Language Models as Semiotic Machines: Reconceptualizing AI Language Systems through Structuralist and Post-Structuralist Theories of Language
It addresses the conceptual challenge of interpreting AI language systems for researchers and theorists, offering a novel philosophical perspective rather than incremental technical improvements.
This paper tackles the problem of understanding large language models (LLMs) by proposing a framework that reinterprets them as semiotic machines based on structuralist and post-structuralist theories, resulting in an alternative lens for assessing their capabilities and limitations.

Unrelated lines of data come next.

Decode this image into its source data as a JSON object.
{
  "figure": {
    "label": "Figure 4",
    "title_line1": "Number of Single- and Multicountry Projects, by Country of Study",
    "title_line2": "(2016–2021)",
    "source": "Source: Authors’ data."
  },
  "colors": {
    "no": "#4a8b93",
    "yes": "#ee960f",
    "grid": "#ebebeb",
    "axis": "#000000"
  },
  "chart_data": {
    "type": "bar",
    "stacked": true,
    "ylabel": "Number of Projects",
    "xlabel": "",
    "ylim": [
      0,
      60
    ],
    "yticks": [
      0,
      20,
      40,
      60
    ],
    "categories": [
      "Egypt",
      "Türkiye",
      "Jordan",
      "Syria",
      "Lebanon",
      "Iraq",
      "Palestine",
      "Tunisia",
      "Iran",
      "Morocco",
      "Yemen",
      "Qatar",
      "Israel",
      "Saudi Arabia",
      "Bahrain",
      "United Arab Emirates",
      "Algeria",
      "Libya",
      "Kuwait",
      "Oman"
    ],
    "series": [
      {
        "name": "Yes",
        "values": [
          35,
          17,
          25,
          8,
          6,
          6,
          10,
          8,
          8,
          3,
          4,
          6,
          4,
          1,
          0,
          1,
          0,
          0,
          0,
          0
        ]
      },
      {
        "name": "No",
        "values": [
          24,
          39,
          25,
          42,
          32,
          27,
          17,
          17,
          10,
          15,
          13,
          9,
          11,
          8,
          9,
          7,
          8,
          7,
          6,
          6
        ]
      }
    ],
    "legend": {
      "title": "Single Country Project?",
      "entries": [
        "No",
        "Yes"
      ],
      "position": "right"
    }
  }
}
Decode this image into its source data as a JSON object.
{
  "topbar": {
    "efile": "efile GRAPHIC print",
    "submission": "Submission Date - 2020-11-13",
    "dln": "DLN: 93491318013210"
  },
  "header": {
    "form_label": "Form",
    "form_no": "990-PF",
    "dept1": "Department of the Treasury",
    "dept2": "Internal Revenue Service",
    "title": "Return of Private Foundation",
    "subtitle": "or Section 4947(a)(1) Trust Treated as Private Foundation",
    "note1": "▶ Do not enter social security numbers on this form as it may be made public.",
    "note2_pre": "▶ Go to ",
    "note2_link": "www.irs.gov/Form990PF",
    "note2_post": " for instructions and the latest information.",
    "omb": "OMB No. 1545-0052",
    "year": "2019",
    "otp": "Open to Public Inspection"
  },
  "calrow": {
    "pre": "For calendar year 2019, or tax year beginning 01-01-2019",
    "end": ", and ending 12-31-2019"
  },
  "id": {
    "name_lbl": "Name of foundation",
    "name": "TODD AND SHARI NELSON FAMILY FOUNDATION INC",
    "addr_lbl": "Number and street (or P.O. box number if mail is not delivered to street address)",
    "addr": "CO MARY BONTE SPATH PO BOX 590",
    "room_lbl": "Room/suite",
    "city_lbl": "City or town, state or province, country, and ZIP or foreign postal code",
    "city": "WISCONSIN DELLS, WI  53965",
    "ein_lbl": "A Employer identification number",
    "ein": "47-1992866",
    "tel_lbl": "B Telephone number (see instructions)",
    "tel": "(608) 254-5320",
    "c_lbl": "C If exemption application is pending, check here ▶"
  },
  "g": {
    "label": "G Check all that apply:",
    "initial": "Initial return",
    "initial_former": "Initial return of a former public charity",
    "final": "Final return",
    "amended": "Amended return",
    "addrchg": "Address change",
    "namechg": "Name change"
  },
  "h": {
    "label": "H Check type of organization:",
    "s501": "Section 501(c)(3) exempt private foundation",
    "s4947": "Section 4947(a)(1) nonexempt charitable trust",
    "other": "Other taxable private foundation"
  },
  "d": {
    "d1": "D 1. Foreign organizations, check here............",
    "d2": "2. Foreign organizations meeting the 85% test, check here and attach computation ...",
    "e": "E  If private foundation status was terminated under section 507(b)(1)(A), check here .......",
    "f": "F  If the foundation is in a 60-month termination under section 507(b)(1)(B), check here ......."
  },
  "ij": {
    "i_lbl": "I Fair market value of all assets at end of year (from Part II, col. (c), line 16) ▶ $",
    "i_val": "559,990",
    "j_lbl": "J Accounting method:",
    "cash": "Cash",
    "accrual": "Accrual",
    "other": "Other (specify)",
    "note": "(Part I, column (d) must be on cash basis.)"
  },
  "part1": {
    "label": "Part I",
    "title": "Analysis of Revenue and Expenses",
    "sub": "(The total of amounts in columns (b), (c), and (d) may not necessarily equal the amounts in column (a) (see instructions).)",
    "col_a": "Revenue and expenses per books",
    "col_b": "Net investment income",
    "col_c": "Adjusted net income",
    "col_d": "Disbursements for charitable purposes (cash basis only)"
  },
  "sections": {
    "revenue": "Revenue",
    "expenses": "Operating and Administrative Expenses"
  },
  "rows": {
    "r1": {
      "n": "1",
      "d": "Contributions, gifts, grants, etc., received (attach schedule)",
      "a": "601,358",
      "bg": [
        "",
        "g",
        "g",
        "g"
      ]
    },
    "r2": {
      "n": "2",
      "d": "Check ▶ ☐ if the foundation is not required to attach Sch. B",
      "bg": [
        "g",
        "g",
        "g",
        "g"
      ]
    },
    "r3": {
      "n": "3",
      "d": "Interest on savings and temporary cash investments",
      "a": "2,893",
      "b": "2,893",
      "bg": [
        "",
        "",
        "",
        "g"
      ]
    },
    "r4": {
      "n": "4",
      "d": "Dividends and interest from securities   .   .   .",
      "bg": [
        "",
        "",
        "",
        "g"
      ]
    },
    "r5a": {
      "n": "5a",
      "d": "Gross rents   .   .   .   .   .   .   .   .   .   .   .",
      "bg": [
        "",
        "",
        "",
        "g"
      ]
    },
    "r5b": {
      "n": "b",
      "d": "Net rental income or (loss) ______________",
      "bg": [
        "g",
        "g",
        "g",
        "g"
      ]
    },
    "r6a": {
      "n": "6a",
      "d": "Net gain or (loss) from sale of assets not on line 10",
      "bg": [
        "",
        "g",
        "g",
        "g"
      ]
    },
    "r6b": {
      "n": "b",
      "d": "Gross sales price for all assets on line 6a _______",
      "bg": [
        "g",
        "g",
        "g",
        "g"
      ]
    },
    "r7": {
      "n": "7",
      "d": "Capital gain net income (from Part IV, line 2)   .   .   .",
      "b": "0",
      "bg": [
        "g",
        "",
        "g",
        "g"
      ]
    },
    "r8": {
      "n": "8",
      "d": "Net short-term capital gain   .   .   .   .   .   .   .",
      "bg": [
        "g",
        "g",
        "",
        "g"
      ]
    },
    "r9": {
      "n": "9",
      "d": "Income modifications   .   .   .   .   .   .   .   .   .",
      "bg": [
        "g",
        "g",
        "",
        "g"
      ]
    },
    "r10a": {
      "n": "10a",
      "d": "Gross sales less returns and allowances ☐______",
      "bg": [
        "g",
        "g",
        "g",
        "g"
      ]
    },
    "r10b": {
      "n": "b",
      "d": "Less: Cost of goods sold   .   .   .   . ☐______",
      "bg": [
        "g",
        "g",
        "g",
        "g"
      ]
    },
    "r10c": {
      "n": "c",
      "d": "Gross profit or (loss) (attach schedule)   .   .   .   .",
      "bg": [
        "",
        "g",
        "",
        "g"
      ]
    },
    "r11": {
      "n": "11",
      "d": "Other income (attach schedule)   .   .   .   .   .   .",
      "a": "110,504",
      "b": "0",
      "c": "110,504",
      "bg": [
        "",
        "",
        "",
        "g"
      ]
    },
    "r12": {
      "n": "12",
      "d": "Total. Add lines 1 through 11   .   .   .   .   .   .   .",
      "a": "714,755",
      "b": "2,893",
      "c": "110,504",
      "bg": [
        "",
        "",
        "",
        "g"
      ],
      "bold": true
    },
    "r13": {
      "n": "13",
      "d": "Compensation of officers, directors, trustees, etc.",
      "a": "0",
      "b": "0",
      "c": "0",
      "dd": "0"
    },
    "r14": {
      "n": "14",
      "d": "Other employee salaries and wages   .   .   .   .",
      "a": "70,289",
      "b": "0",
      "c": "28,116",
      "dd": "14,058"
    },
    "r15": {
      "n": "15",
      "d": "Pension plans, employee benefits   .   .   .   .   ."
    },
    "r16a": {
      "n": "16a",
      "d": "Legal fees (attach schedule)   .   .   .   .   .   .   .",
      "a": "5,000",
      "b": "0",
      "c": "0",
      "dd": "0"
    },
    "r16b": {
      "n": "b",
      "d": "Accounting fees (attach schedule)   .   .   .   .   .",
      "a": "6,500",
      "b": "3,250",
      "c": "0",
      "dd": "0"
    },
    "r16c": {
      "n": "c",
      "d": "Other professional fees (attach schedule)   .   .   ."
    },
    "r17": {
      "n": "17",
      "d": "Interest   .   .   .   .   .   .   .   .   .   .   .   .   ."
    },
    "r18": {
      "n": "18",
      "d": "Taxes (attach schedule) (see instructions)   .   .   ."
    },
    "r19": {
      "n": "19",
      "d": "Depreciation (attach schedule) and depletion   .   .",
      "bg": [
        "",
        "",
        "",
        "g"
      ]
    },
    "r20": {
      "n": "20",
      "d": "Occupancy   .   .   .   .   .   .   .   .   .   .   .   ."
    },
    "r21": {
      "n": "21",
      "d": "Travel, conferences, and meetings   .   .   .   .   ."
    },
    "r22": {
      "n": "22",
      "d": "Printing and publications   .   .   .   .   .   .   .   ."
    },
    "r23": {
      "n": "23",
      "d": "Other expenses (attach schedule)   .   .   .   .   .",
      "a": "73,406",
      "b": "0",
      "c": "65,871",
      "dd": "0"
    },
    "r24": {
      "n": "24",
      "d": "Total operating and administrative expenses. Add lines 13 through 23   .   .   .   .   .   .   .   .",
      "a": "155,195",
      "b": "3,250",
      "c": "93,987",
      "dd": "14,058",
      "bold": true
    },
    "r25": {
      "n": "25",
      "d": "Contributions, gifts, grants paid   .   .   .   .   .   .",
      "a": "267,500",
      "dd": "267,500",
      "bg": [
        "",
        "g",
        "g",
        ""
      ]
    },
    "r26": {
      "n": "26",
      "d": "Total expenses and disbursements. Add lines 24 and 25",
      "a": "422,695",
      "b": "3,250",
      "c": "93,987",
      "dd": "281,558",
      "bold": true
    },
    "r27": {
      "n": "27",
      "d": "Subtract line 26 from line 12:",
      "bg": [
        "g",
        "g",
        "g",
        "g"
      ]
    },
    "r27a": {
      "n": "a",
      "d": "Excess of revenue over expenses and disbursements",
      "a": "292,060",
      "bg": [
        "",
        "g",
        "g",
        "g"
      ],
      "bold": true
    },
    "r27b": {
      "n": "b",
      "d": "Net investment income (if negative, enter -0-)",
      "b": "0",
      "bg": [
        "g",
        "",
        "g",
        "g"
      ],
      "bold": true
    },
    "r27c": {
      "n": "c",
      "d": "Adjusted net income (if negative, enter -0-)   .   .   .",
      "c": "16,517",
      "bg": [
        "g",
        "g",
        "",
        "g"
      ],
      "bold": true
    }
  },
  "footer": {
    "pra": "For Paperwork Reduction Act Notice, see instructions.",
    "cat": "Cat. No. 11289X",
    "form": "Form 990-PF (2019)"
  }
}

This paper proposes a novel framework for understanding large language models (LLMs) by reconceptualizing them as semiotic machines rather than as imitations of human cognition. Drawing from structuralist and post-structuralist theories of language-specifically the works of Ferdinand de Saussure and Jacques Derrida-I argue that LLMs should be understood as models of language itself, aligning with Derrida's concept of 'writing' (l'ecriture). The paper is structured into three parts. First, I lay the theoretical groundwork by explaining how the word2vec embedding algorithm operates within Saussure's framework of language as a relational system of signs. Second, I apply Derrida's critique of Saussure to position 'writing' as the object modeled by LLMs, offering a view of the machine's 'mind' as a statistical approximation of sign behavior. Finally, the third section addresses how modern LLMs reflect post-structuralist notions of unfixed meaning, arguing that the "next token generation" mechanism effectively captures the dynamic nature of meaning. By reconceptualizing LLMs as semiotic machines rather than cognitive models, this framework provides an alternative lens through which to assess the strengths and limitations of LLMs, offering new avenues for future research.